The maritime freight transport consists of an activity through which people or merchandise are transported aboard a vessel by sea. With the rise of aviation, the transport of people by sea has been relegated to small crossings or large cruises. At present, ships are mainly destined for the international transport of goods.

Depending on their capacity and cargo size, they can be classified into bulk carriers, container ships, tanks, refrigerators, rolling cargo, coastal, ferries, cruises and barges.

Bulk vessels are the most appropriate for transporting solid loads such as grains or minerals. Its design favors loading and unloading with cranes. In its cover the surfaces in rectangular form destined for this purpose are clearly distinguished.

Container ships, as their name indicates, are intended for the transport of goods in containers. The majority of the international transport of dry cargo is carried out in this type of vessel.

Tankers or tankers are designed to house crude oil, liquids, chemicals and liquefied gases.

Food and perishable goods are transported on refrigerated vessels.

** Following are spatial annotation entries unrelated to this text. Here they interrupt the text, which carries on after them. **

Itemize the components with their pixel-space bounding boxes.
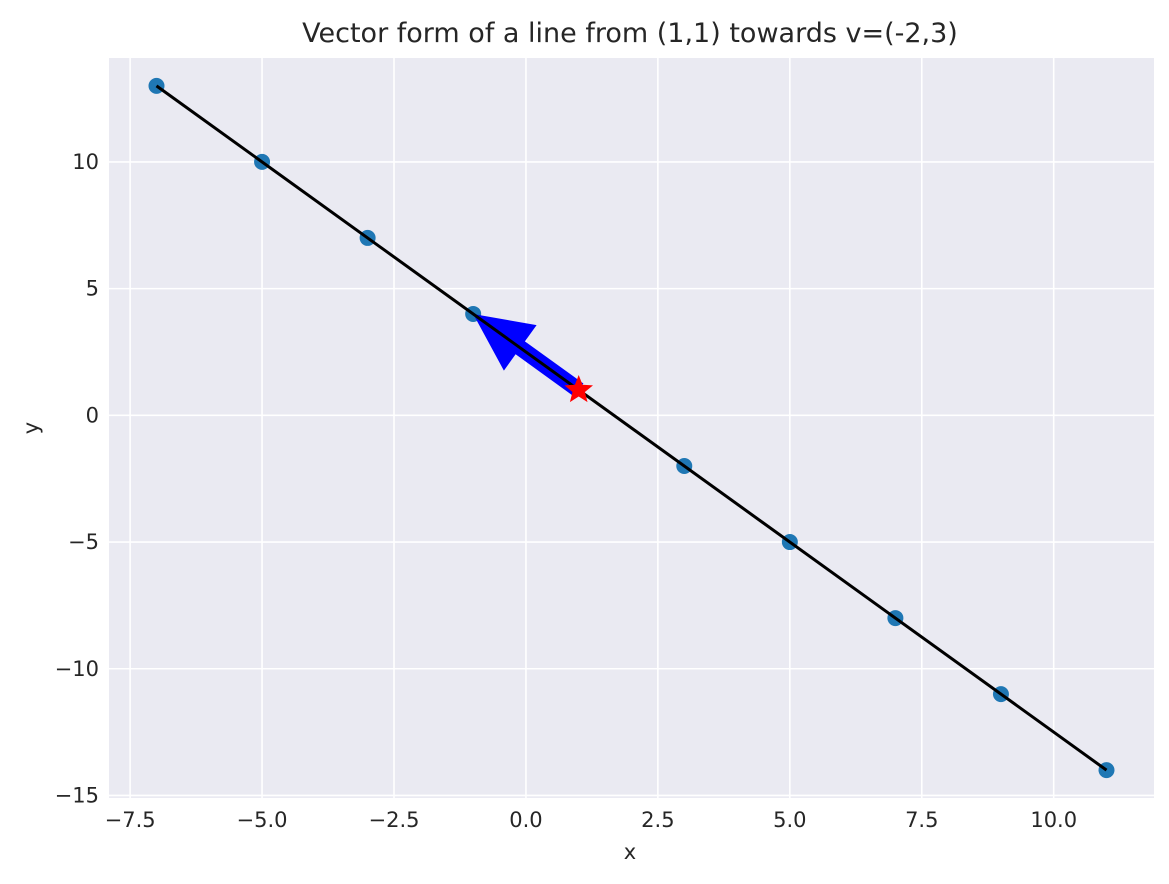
y-tick-label: −15 [55, 783, 99, 807]
x-tick-label: −7.5 [105, 808, 156, 832]
y-tick-label: 5 [86, 277, 99, 301]
y-axis-label: y [19, 422, 43, 434]
y-tick-label: −5 [68, 530, 99, 554]
x-tick-label: 7.5 [905, 808, 938, 832]
y-tick-label: −10 [55, 657, 99, 681]
x-tick-label: −5.0 [237, 808, 288, 832]
x-tick-label: 10.0 [1030, 808, 1077, 832]
grid-lines [109, 58, 1154, 798]
x-tick-label: 5.0 [773, 808, 806, 832]
x-axis-label: x [624, 840, 636, 864]
y-tick-label: 10 [72, 150, 99, 174]
y-tick-label: 0 [86, 403, 99, 427]
x-tick-label: 2.5 [641, 808, 674, 832]
chart-title: Vector form of a line from (1,1) towards… [302, 18, 958, 49]
start-point-star [564, 375, 593, 403]
x-tick-label: −2.5 [369, 808, 420, 832]
vector-line [155, 84, 1108, 772]
tick-labels: −7.5 −5.0 −2.5 0.0 2.5 5.0 7.5 10.0 −15 −10 −5 0 5 10 [55, 150, 1077, 832]
data-layer [148, 77, 1115, 779]
x-tick-label: 0.0 [509, 808, 542, 832]
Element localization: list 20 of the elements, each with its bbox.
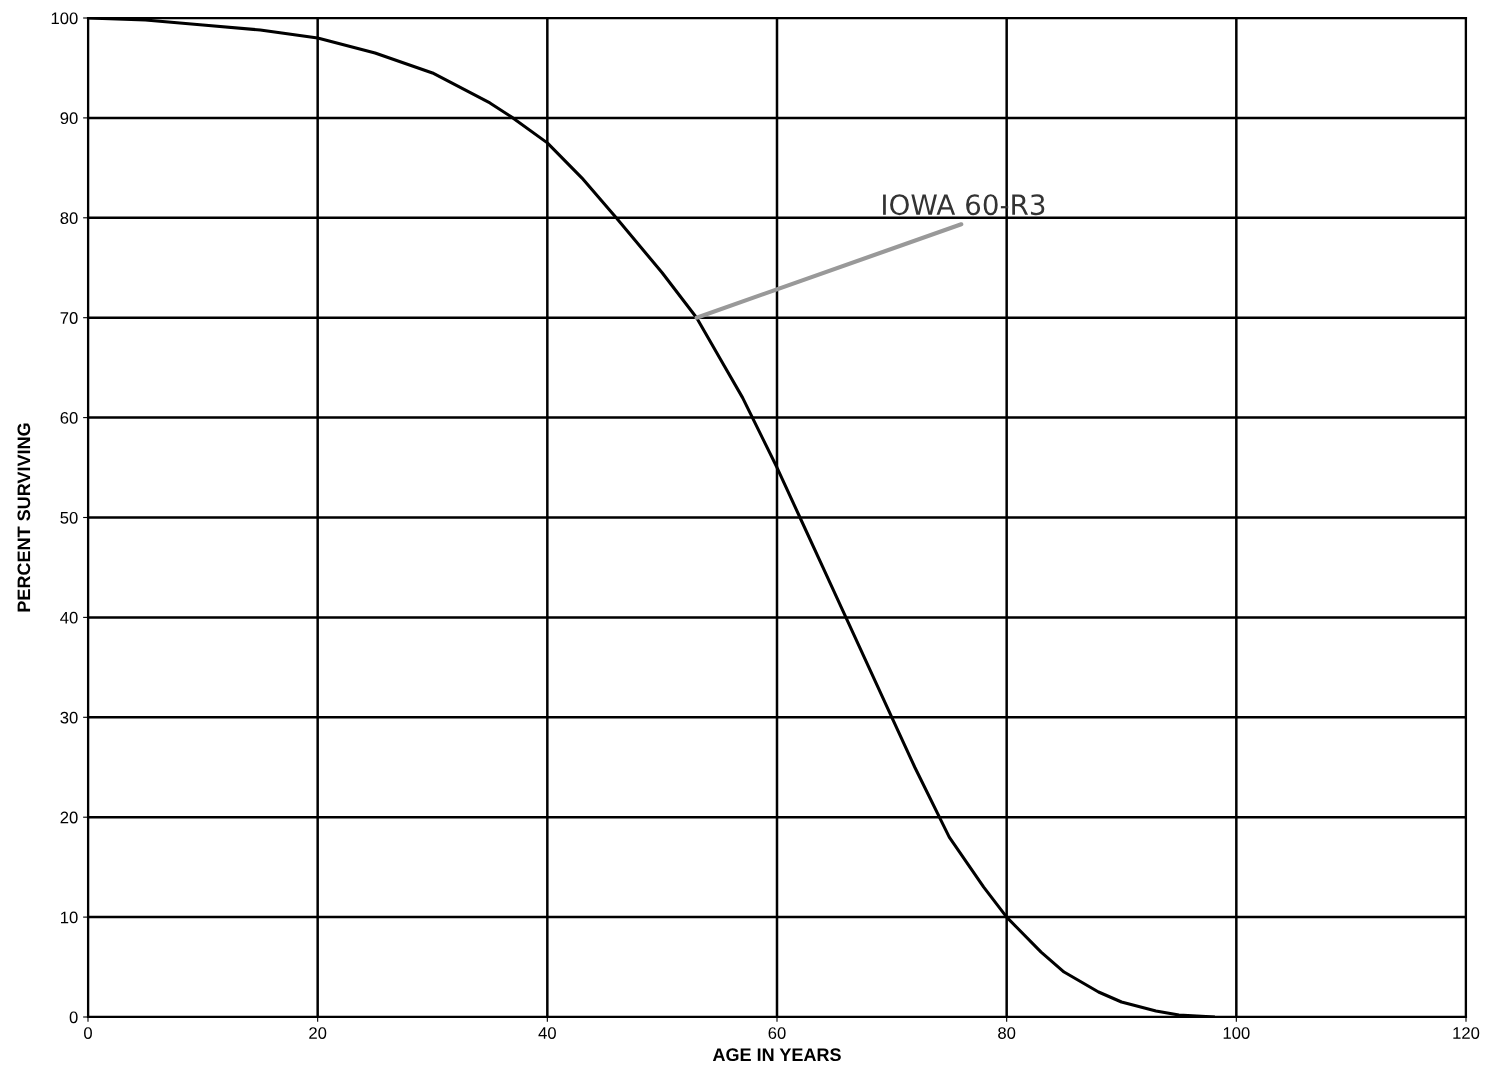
y-tick-label: 0 (69, 1011, 78, 1024)
y-tick-label: 20 (60, 811, 78, 824)
y-tick-label: 30 (60, 711, 78, 724)
y-tick-label: 100 (51, 12, 78, 25)
y-tick-label: 90 (60, 112, 78, 125)
y-tick-label: 80 (60, 212, 78, 224)
x-tick-label: 120 (1453, 1027, 1480, 1039)
x-tick-label: 80 (998, 1027, 1016, 1039)
x-tick-label: 40 (538, 1027, 556, 1039)
y-tick-label: 60 (60, 412, 78, 424)
x-tick-label: 0 (84, 1027, 92, 1039)
x-tick-label: 60 (768, 1027, 786, 1039)
y-tick-label: 10 (61, 911, 78, 924)
x-tick-label: 20 (309, 1027, 327, 1039)
y-axis-title: PERCENT SURVIVING (17, 423, 31, 612)
y-tick-label: 40 (60, 611, 78, 624)
y-tick-label: 70 (60, 312, 78, 324)
y-tick-label: 50 (60, 511, 78, 524)
x-axis-title: AGE IN YEARS (712, 1048, 841, 1062)
x-tick-label: 100 (1223, 1027, 1250, 1039)
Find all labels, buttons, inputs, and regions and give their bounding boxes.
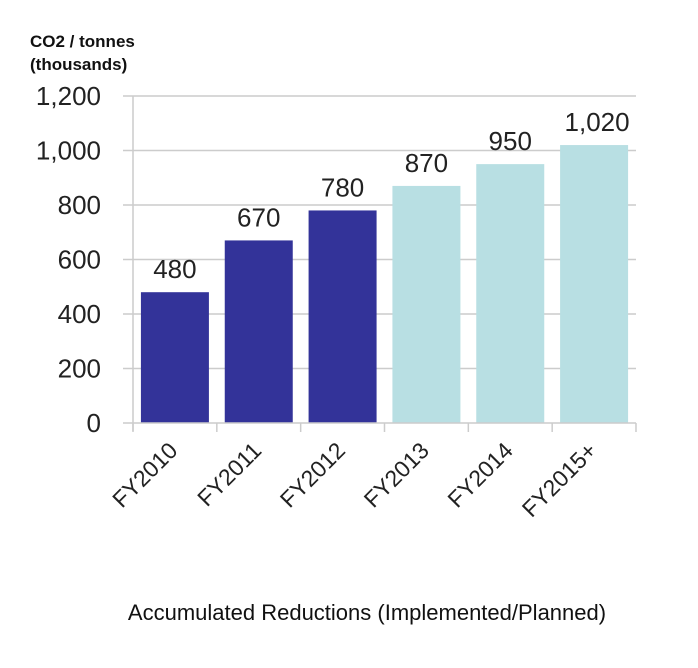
y-tick-label: 600 [58,245,101,275]
x-tick-label: FY2010 [107,437,182,512]
bar-fy2015-plus [560,145,629,424]
x-tick-label: FY2013 [359,437,434,512]
data-label: 1,020 [565,107,630,137]
y-axis-label-line-2: (thousands) [30,55,127,74]
data-label: 670 [237,202,280,232]
data-label: 780 [321,172,364,202]
y-tick-label: 200 [58,354,101,384]
data-label: 480 [153,254,196,284]
x-tick-label: FY2014 [442,437,517,512]
data-label: 950 [489,126,532,156]
bar-fy2010 [140,292,209,423]
x-tick-label: FY2015+ [517,437,602,522]
y-axis-label-line-1: CO2 / tonnes [30,32,135,51]
data-label: 870 [405,148,448,178]
x-tick-label: FY2012 [275,437,350,512]
x-axis-caption: Accumulated Reductions (Implemented/Plan… [128,600,606,625]
y-tick-label: 0 [87,408,101,438]
y-tick-label: 1,200 [36,81,101,111]
bar-fy2012 [308,210,377,423]
y-tick-label: 1,000 [36,136,101,166]
y-tick-label: 400 [58,299,101,329]
y-tick-label: 800 [58,190,101,220]
x-tick-label: FY2011 [192,437,266,511]
bar-fy2011 [224,240,293,423]
bar-fy2013 [392,185,461,423]
bar-fy2014 [476,164,545,423]
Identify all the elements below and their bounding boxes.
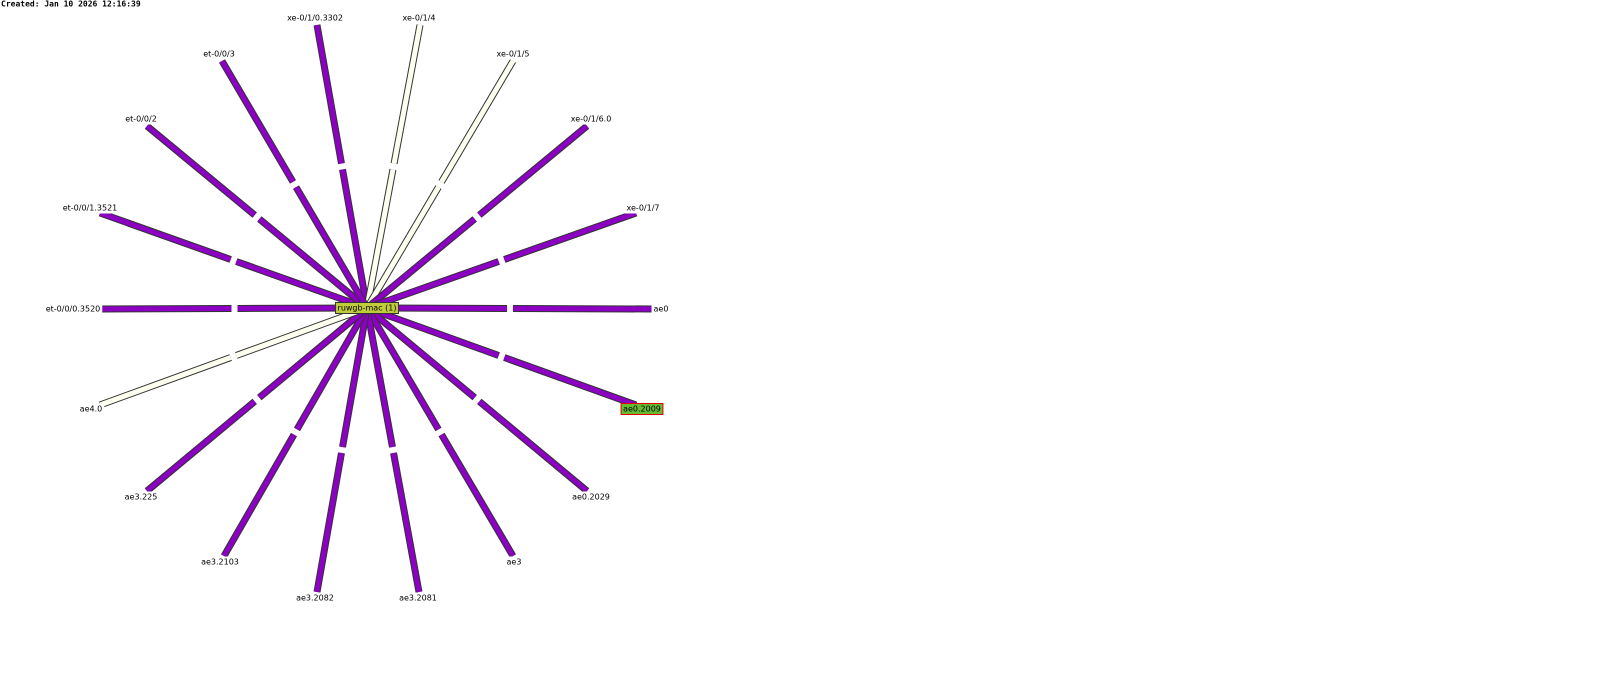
node-label: ae3.2082	[296, 594, 334, 603]
link	[366, 259, 500, 311]
node-label-box	[285, 12, 345, 24]
node-label-box	[620, 403, 664, 415]
link	[364, 307, 395, 448]
node-label: xe-0/1/5	[497, 50, 530, 59]
node-label-box	[60, 202, 120, 214]
node-label: ae3.2103	[201, 558, 239, 567]
node-label: ae0.2009	[623, 405, 661, 414]
created-timestamp: Created: Jan 10 2026 12:16:39	[1, 0, 141, 9]
center-node-box	[335, 302, 399, 314]
node-label-box	[77, 403, 105, 415]
node-label-box	[568, 113, 614, 125]
link	[314, 452, 344, 593]
node-label-box	[624, 202, 662, 214]
node-label: ae0	[654, 305, 669, 314]
link	[364, 168, 396, 309]
node-label: xe-0/1/7	[627, 204, 660, 213]
link	[221, 433, 297, 558]
node-label-box	[504, 556, 524, 568]
link	[365, 306, 477, 400]
node-label-box	[494, 48, 532, 60]
node-label: ae3	[507, 558, 522, 567]
node-label: ae4.0	[80, 405, 103, 414]
node-label: et-0/0/3	[203, 50, 235, 59]
link	[235, 259, 368, 311]
link	[257, 306, 369, 400]
node-label: xe-0/1/4	[403, 14, 436, 23]
node-label-box	[43, 303, 103, 315]
center-node: ruwgb-mac (1)	[338, 304, 397, 313]
node-label: et-0/0/2	[125, 115, 157, 124]
node-label-box	[400, 12, 438, 24]
node-label: ae0.2029	[572, 493, 610, 502]
link	[365, 216, 477, 310]
link	[477, 399, 589, 493]
node-label-box	[651, 303, 671, 315]
link	[439, 433, 516, 558]
link	[391, 452, 422, 593]
node-label-box	[397, 592, 439, 604]
link	[294, 306, 370, 431]
link	[439, 59, 516, 184]
node-label-box	[199, 556, 241, 568]
node-label-box	[122, 491, 160, 503]
link	[145, 399, 257, 493]
node-label: xe-0/1/6.0	[571, 115, 612, 124]
link	[257, 216, 369, 310]
node-label-box	[294, 592, 336, 604]
nodes: xe-0/1/0.3302 xe-0/1/4 xe-0/1/5 xe-0/1/6.0 x…	[43, 12, 671, 604]
link	[364, 185, 441, 310]
node-label: ae3.225	[125, 493, 158, 502]
link	[503, 210, 637, 262]
node-label: et-0/0/1.3521	[63, 204, 118, 213]
link	[503, 355, 637, 408]
link	[477, 124, 589, 218]
link	[99, 355, 232, 408]
node-label: et-0/0/0.3520	[46, 305, 101, 314]
node-label-box	[570, 491, 612, 503]
link	[364, 306, 441, 431]
link	[99, 210, 232, 262]
link	[235, 305, 368, 358]
node-label: xe-0/1/0.3302	[287, 14, 343, 23]
node-label: ae3.2081	[399, 594, 437, 603]
link	[391, 24, 423, 165]
link	[145, 124, 257, 218]
node-label-box	[201, 48, 237, 60]
link	[293, 185, 370, 310]
node-label-box	[123, 113, 159, 125]
link	[340, 307, 370, 448]
link	[366, 305, 500, 358]
link	[340, 169, 370, 309]
links	[98, 24, 654, 593]
link	[219, 59, 296, 184]
link	[314, 24, 344, 164]
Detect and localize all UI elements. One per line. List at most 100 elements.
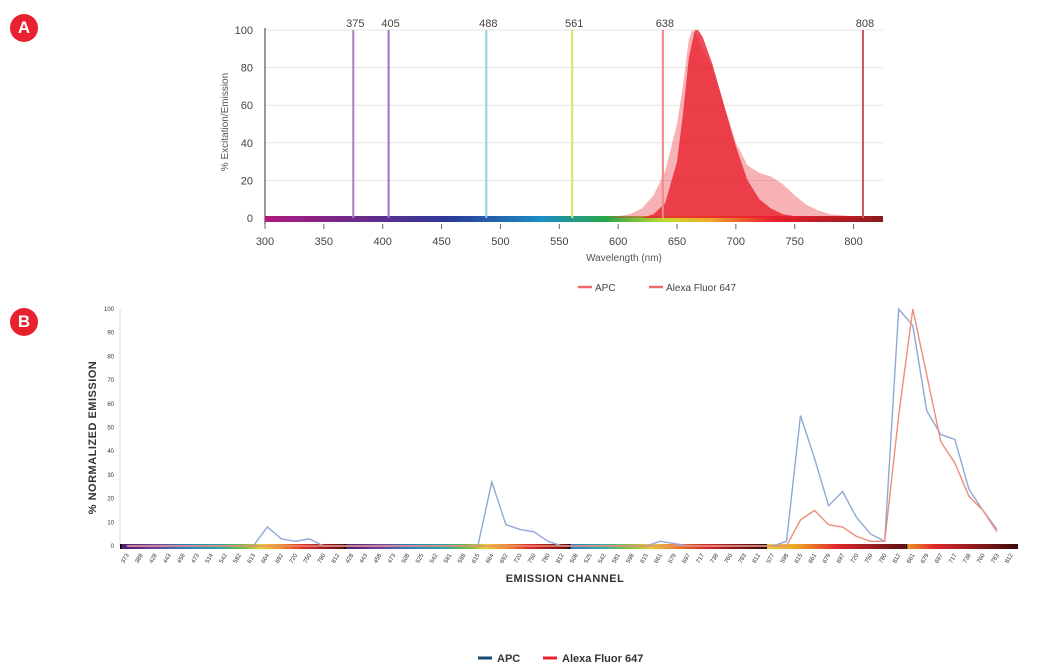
- legend-label-b-0: APC: [497, 653, 520, 665]
- x-tick-label-b: 443: [163, 552, 174, 564]
- x-tick-label-b: 697: [934, 552, 945, 564]
- x-tick-label-b: 692: [499, 552, 510, 564]
- x-tick-label-b: 780: [317, 552, 328, 564]
- x-tick-label-b: 577: [766, 552, 777, 564]
- laser-label-808: 808: [856, 18, 874, 30]
- laser-label-561: 561: [565, 18, 583, 30]
- x-tick-label-b: 679: [920, 552, 931, 564]
- y-tick-label-b: 80: [107, 354, 114, 360]
- y-tick-label-b: 20: [107, 497, 114, 503]
- x-tick-label-b: 664: [485, 552, 496, 564]
- x-tick-label-b: 760: [724, 552, 735, 564]
- x-tick-label-b: 542: [429, 552, 440, 564]
- x-tick-label-a: 650: [668, 236, 686, 248]
- x-tick-label-a: 350: [315, 236, 333, 248]
- x-tick-label-b: 720: [513, 552, 524, 564]
- y-axis-label-b: % NORMALIZED EMISSION: [87, 361, 99, 515]
- x-tick-label-b: 738: [710, 552, 721, 564]
- x-tick-label-a: 500: [491, 236, 509, 248]
- y-tick-label-a: 40: [241, 138, 253, 150]
- y-tick-label-a: 80: [241, 63, 253, 75]
- x-tick-label-a: 600: [609, 236, 627, 248]
- band-divider-0: [120, 544, 122, 549]
- x-tick-label-b: 458: [177, 552, 188, 564]
- y-tick-label-b: 40: [107, 449, 114, 455]
- x-tick-label-b: 812: [892, 552, 903, 564]
- x-tick-label-b: 661: [808, 552, 819, 564]
- x-tick-label-b: 508: [570, 552, 581, 564]
- x-tick-label-b: 664: [261, 552, 272, 564]
- x-tick-label-b: 812: [752, 552, 763, 564]
- line-series-b-1: [127, 308, 998, 547]
- laser-label-405: 405: [381, 18, 399, 30]
- x-tick-label-b: 582: [233, 552, 244, 564]
- x-tick-label-a: 750: [786, 236, 804, 248]
- y-tick-label-a: 60: [241, 100, 253, 112]
- x-tick-label-b: 661: [654, 552, 665, 564]
- laser-label-488: 488: [479, 18, 497, 30]
- x-tick-label-b: 750: [527, 552, 538, 564]
- x-tick-label-b: 717: [948, 552, 959, 564]
- x-tick-label-b: 428: [149, 552, 160, 564]
- x-tick-label-b: 783: [991, 552, 1002, 564]
- x-tick-label-a: 400: [374, 236, 392, 248]
- x-tick-label-b: 720: [289, 552, 300, 564]
- x-tick-label-b: 697: [836, 552, 847, 564]
- x-tick-label-b: 443: [359, 552, 370, 564]
- x-tick-label-b: 581: [443, 552, 454, 564]
- x-tick-label-b: 750: [864, 552, 875, 564]
- x-tick-label-b: 615: [794, 552, 805, 564]
- laser-label-638: 638: [656, 18, 674, 30]
- x-tick-label-b: 598: [780, 552, 791, 564]
- x-tick-label-b: 720: [850, 552, 861, 564]
- x-tick-label-b: 613: [247, 552, 258, 564]
- x-tick-label-b: 692: [275, 552, 286, 564]
- x-tick-label-a: 550: [550, 236, 568, 248]
- x-tick-label-b: 783: [738, 552, 749, 564]
- x-tick-label-b: 738: [962, 552, 973, 564]
- x-axis-label-b: EMISSION CHANNEL: [506, 573, 625, 585]
- laser-label-375: 375: [346, 18, 364, 30]
- y-tick-label-a: 0: [247, 213, 253, 225]
- y-tick-label-b: 10: [107, 520, 114, 526]
- y-tick-label-a: 20: [241, 175, 253, 187]
- y-tick-label-b: 90: [107, 331, 114, 337]
- y-tick-label-b: 50: [107, 426, 114, 432]
- x-tick-label-b: 473: [191, 552, 202, 564]
- x-tick-label-b: 542: [219, 552, 230, 564]
- band-divider-4: [905, 544, 908, 549]
- chart-a: 0 20 40 60 80 100 300 350 400 450 500 550 600 650 700 7…: [220, 18, 883, 294]
- legend-label-b-1: Alexa Fluor 647: [562, 653, 643, 665]
- x-tick-label-b: 373: [121, 552, 132, 564]
- area-series-a-1: [641, 30, 801, 218]
- x-tick-label-b: 661: [906, 552, 917, 564]
- x-tick-label-b: 812: [1005, 552, 1016, 564]
- x-tick-label-b: 780: [878, 552, 889, 564]
- channel-band-4: [905, 544, 1018, 549]
- x-tick-label-a: 800: [844, 236, 862, 248]
- x-tick-label-b: 679: [822, 552, 833, 564]
- x-tick-label-b: 542: [598, 552, 609, 564]
- y-tick-label-b: 100: [104, 307, 115, 313]
- x-tick-label-b: 525: [584, 552, 595, 564]
- x-tick-label-b: 812: [331, 552, 342, 564]
- y-tick-label-b: 30: [107, 473, 114, 479]
- x-tick-label-b: 428: [345, 552, 356, 564]
- x-tick-label-b: 598: [457, 552, 468, 564]
- x-tick-label-a: 450: [432, 236, 450, 248]
- panel-b-badge: B: [10, 308, 38, 336]
- x-tick-label-b: 750: [303, 552, 314, 564]
- x-axis-label-a: Wavelength (nm): [586, 253, 662, 264]
- x-tick-label-b: 514: [205, 552, 216, 564]
- y-tick-label-a: 100: [235, 25, 253, 37]
- x-tick-label-a: 700: [727, 236, 745, 248]
- line-series-b-0: [127, 307, 998, 547]
- x-tick-label-b: 717: [696, 552, 707, 564]
- x-tick-label-b: 697: [682, 552, 693, 564]
- x-tick-label-b: 525: [415, 552, 426, 564]
- panel-a-badge: A: [10, 14, 38, 42]
- x-tick-label-b: 615: [640, 552, 651, 564]
- y-axis-label-a: % Excitation/Emission: [220, 73, 231, 171]
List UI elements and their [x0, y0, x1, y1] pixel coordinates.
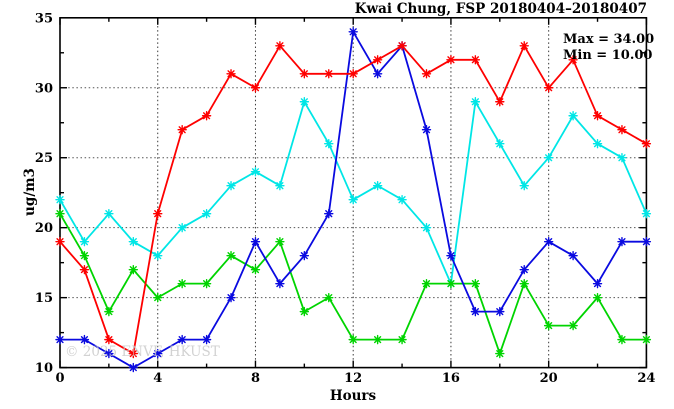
series-cyan-markers	[55, 97, 652, 289]
y-axis-label: ug/m3	[22, 168, 38, 216]
x-tick-label: 4	[153, 371, 162, 386]
min-annotation: Min = 10.00	[563, 48, 652, 63]
chart-title: Kwai Chung, FSP 20180404–20180407	[355, 1, 647, 17]
max-annotation: Max = 34.00	[563, 32, 654, 47]
y-tick-label: 20	[35, 221, 53, 236]
y-tick-label: 15	[35, 291, 53, 306]
x-tick-label: 20	[540, 371, 558, 386]
series-red-markers	[55, 41, 652, 359]
watermark: © 2025 ENVF, HKUST	[65, 344, 220, 360]
x-tick-label: 24	[637, 371, 655, 386]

Those with rolling cargo have ramps and platforms capable of fixing and immobilizing all types of vehicles.

Cabotage ships, also called coastal vessels, are designed to navigate in shallow waters. They can skirt the coast without running aground.

The “ferries” or ferries are intended for the transport of passengers in small crossings and coastal cities. Cruises, however, are dedicated to leisure tourist trips.

Finally, the barges are small and transit rivers and waters with shallow depth.

As can be seen, not all ships are the same or appropriate for all types of merchandise. Thus, maritime transport is embellished with the wide variety of models and designs of its vessels.